While Level 3 has not been a large vocal player in the recent wireless backhaul revolution its peers advocated in recent years, the service provider sees an opportunity to support wireless operators’ distributed network architectures.
“The need for 5G fiber infrastructure is a lot more distributed than just connecting to towers,” Patel said. “There are lot more places to connect to. It's clearly a bigger benefit for a local phone company or cable company, so I think CenturyLink would be a beneficiary.”
Storey agreed and added that becoming part of CenturyLink will create greater a larger network that will enable it to more effectively pursue new backhaul opportunities.
“When you start combining with CenturyLink, and you have more local capillarity and more density of the network, then it probably makes more sense for the combined company than it might for Level 3 alone,” Storey said.
Enterprise gains, wholesale drops
Similar to earlier quarters, Level 3 reported that enterprise services now make up 75% of its revenues. The company continued to see downward revenue pressure in the wholesale segment, a segment that makes up only 25% of its revenues.
Here’s a breakdown of Level 3’s key metrics:
Core network services (CNS): Level 3’s total CNS revenues were $1.95 billion, down year-over-year from $1.6 billion in the same period a year ago.
IP/Data services were the dominant revenue source for CNS with $924 million. The service provider reported $581 million in Transport & Fiber and $295 million in Voice Services.
On a regional basis, North America continued to lead with $1.59 billion in total revenues due to strong Enterprise results of $1.19 billion.

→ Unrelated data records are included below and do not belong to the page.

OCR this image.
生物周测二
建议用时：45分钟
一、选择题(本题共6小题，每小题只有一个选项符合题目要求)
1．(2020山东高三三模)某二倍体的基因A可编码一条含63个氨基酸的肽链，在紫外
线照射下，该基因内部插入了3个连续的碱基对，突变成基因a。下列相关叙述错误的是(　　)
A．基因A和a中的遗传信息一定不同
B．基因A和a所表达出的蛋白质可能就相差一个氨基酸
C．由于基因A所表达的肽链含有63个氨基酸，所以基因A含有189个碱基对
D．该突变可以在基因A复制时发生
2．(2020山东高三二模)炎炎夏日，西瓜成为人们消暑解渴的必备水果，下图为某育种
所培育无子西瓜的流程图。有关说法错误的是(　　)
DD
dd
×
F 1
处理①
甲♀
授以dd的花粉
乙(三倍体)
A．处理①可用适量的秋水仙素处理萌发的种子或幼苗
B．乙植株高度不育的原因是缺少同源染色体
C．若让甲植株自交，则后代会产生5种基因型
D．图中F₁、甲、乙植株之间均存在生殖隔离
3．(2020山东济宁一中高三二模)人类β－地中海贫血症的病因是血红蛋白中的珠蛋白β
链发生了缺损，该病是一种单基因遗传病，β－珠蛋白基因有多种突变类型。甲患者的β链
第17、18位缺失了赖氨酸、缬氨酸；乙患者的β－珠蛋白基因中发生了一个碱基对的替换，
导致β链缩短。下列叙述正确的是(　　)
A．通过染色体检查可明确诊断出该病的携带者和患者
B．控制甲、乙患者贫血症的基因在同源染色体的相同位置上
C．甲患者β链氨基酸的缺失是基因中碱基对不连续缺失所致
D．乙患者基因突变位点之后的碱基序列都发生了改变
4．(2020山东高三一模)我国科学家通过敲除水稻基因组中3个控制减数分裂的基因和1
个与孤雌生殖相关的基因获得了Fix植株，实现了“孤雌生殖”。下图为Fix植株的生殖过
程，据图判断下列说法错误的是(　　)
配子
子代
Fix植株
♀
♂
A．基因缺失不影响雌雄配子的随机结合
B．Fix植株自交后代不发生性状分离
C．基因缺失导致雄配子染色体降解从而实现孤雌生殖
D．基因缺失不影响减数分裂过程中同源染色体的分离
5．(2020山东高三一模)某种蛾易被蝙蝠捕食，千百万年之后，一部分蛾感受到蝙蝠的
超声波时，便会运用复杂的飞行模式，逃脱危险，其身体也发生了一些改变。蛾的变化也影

However, a decline in wholesale was clearly a drag on the region’s overall revenues. Wholesale revenues were $403 million, down from $434 million in the same period a year ago.
Wholesale: Wholesale revenues were $102 million, down from $105 million in the first quarter of 2016.
Financials: Total revenue was $2.05 billion for the first quarter 2017, compared to $2.05 billion for the first quarter 2016. In the first quarter 2017, the company generated net income of $95 million and basic earnings per share of 26 cents.